海外へ進出して、国内の地方工場は人員削減、どんどん業務を縮小、そしてある日無くなるのだろう
彼は定年前に見切りを付けて工場を辞め。今は農事組合法人の専務理事をしている
「結局農業法人は、補助金がないと成り立たないよ!」と言いながら「辞めて良かった」と言う

 

その夜、ある銀行の夕食会に出かけた。挨拶に来た銀行の幹部は
「”これからアグリビジネス”とシンクタンクの識者が講演で言っていた。

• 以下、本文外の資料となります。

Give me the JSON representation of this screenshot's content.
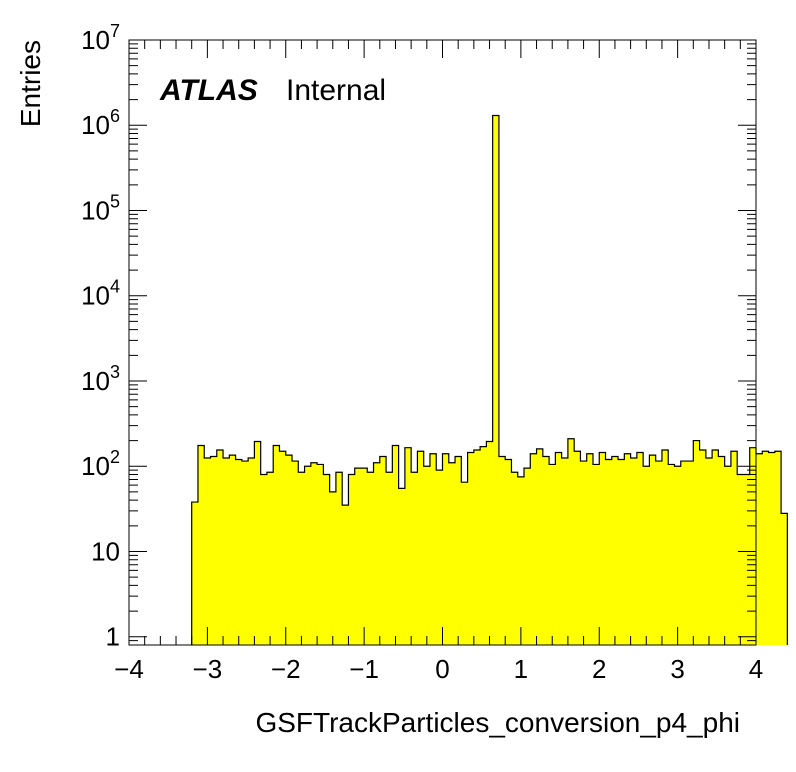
{
  "chart_data": {
    "type": "bar",
    "style": "histogram",
    "fill_color": "#ffff00",
    "line_color": "#000000",
    "xlabel": "GSFTrackParticles_conversion_p4_phi",
    "ylabel": "Entries",
    "xlim": [
      -4,
      4
    ],
    "ylim": [
      0.8,
      10000000
    ],
    "y_scale": "log",
    "x_ticks": [
      "−4",
      "−3",
      "−2",
      "−1",
      "0",
      "1",
      "2",
      "3",
      "4"
    ],
    "y_ticks": [
      {
        "label": "1",
        "value": 1
      },
      {
        "label": "10",
        "value": 10
      },
      {
        "label": "10",
        "sup": "2",
        "value": 100
      },
      {
        "label": "10",
        "sup": "3",
        "value": 1000
      },
      {
        "label": "10",
        "sup": "4",
        "value": 10000
      },
      {
        "label": "10",
        "sup": "5",
        "value": 100000
      },
      {
        "label": "10",
        "sup": "6",
        "value": 1000000
      },
      {
        "label": "10",
        "sup": "7",
        "value": 10000000
      }
    ],
    "annotation": {
      "bold": "ATLAS",
      "normal": "Internal"
    },
    "bin_start": -3.2,
    "bin_width": 0.08,
    "values": [
      38,
      175,
      125,
      130,
      155,
      125,
      135,
      120,
      115,
      125,
      195,
      80,
      85,
      175,
      150,
      135,
      115,
      85,
      100,
      110,
      105,
      80,
      50,
      85,
      35,
      80,
      95,
      95,
      85,
      110,
      130,
      85,
      175,
      55,
      165,
      85,
      150,
      100,
      140,
      90,
      140,
      110,
      130,
      65,
      145,
      155,
      170,
      195,
      1300000,
      130,
      120,
      85,
      75,
      95,
      140,
      160,
      130,
      105,
      145,
      125,
      210,
      150,
      115,
      140,
      105,
      145,
      120,
      130,
      120,
      140,
      125,
      145,
      100,
      135,
      115,
      155,
      105,
      100,
      115,
      115,
      200,
      155,
      125,
      155,
      130,
      100,
      150,
      80,
      80,
      165,
      140,
      150,
      145,
      150,
      28
    ]
  }
}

ワンランク上の商品を並べて…」と
「基本的に農業生産はお天気商売ですから、ワンランク上の商品は、量産できなくて売上のボリュームアップに繋がらないですよ…」
農業生産の現場を知らない人が、語ることで金儲けができる、それが農業関連産業である

「飲み放題ですよ」という行員の勧めだったが、ビールをちびちびと呑んで、時間を過ごし独り、今問題の桜山へでかけた
薄暗い昔で言えばアングラバーのような、隠れ家のようなジプシージャスの「クロスロード」でハイボールを3杯、そして
細い露地を通り

美味しそうな居酒屋の前を過ぎて「みかんや」に行った
二組の客がいたが…
一組とは「農業と経済」「拡大する商品経済と拡大しない農業生産」の話を
一組とは「自殺と農業」という深遠な話になった
「自殺防止のための心やすらかな農業」「貨幣経済偏重からくる人間関係と不安」
「就農の問題と、きっかけ」等々

一日中、農業の話をしていた。
そんな酔っぱらいの一日だった。